Yes and no.
Yes, because the genetic material in the nucleus is constantly "expressing" some genes and turning others off, and which genes are being expressed determines what proteins and enzymes are produced, which in turn regulates cell behavior and gene expression. We cannot currently control what the nucleus is doing, so cloning from a somatic cell consistes of snatching the nucleus from one cell and injecting it into an egg cell that has already had the haploid nucleus removed, then jolting it with a miniscual electrical current to sort of jumpstart things. This is basically the equvalent of throwing your shoe at the TV to change to your favorite channel. Sometimes the nucleus is able to take a cue from the surrounding cytoplasm and reset itself to work as a zygote nucleus, but more often it doesn't.
But even with improved techniques (and there is a lot of room for improvement) the fact remains that some specialized cells don't just have different sequences expressed, they may have actually lost certain parts of the DNA and thus not have a full set (some specialized cells don't have nuclear DNA at all). These types of cells simply cannot provide a nucleus for cloning. By contrast, most types of cells have a complete set of DNA.

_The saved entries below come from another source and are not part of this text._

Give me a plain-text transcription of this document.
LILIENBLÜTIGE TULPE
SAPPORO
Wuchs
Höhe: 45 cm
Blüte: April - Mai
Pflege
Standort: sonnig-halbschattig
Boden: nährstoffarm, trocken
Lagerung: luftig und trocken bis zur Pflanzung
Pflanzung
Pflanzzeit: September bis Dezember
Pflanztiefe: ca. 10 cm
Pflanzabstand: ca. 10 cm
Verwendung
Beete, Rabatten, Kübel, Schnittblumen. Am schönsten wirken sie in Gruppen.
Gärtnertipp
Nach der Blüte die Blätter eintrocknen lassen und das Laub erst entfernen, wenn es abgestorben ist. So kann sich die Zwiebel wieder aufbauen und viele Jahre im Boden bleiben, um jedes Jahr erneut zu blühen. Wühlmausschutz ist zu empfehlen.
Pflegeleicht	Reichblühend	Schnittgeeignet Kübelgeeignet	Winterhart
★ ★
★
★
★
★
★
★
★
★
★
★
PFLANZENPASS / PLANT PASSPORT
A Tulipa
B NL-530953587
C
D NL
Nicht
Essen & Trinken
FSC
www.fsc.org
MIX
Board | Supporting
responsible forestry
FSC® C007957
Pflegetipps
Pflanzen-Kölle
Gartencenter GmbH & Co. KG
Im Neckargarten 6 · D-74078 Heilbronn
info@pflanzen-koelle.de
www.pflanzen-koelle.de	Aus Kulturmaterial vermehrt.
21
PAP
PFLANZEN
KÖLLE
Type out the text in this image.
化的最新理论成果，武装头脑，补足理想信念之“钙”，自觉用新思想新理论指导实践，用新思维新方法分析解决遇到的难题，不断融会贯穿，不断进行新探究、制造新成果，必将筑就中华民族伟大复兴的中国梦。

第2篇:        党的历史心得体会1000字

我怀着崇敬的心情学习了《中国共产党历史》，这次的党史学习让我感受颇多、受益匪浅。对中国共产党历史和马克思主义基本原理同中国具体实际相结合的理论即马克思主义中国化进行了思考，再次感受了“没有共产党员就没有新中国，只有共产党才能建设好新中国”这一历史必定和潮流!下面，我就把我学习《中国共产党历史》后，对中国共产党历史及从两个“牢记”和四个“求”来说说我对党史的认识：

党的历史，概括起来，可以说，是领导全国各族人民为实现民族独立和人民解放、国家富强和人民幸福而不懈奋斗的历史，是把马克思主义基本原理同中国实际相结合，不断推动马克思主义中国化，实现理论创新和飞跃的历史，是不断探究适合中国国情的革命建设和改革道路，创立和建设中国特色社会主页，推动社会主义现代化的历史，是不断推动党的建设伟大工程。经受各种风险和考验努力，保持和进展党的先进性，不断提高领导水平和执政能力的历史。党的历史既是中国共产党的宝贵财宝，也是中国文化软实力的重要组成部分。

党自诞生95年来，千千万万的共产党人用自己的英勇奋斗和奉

The barrier that is currently insuperable, though, is telomere decay and the lack of controlled means of activating the telomerase reaction. Telomeres are the terminal ends of each chromosome. Every time a cell divides and the DNA replicates, both copies end up with one less telomere. All living cells have a process that reverses this decay, but in multicelled organisms this is turned off for any cells not involved in reproduction. Because the reproductive cells are rare, hard to get at, and tend to want to divide into haploid cells, it is impractical to clone from them (it would be difficult, painful for the donor, and you would just end up with a cell that would divide into two eggs instead of developing into a blastocyst the way a zygote is supposed to). Thus, this problem is more akin to...trying to record a three hour movie on a two hour tape.
Given current methods, even a successful clone (normal genetics, normal development, normal growth) will hit a wall as the cells become too old to continue dividing (which is essential for tissue repair). For instance, Dolly (the sheep) now has symptoms of aging consistent with a sheep more than twice her actual age (arthritis and other degenerative conditions). Her cells cannot continue to divide, because they've reached the division limit already (or have begun to approach it, the division limit is not a sudden stop, as the cell approaches it it becomes progressively less capable of dividing or carrying out other activities). Soon she'll be riddled with cancers as the cells at the limit begin to mutate (when the telomeres are gone, the ends of the chomosomes unravel and the cell either dies or goes renegade, rebuilding the telomeres "illegally" and breaking any other rules that seem too restrictive--I know that's an egregious anthropomorphism, what actually happens is an example of microevolution, all the cells that don't break the rules are selected against and those that do break the rules reproduce and thus predominate, there is no element of consciousness or volition).
Cancers always begin to appear once the division limit is reached, this is pretty consistent for all mammals and probably most animals generally. This is the genetic instability which is related to telomere decay, and is not a question of what type of cell the nucleus belongs to, and is the ultimate limiting factor on the lifespan of a multicellular organism.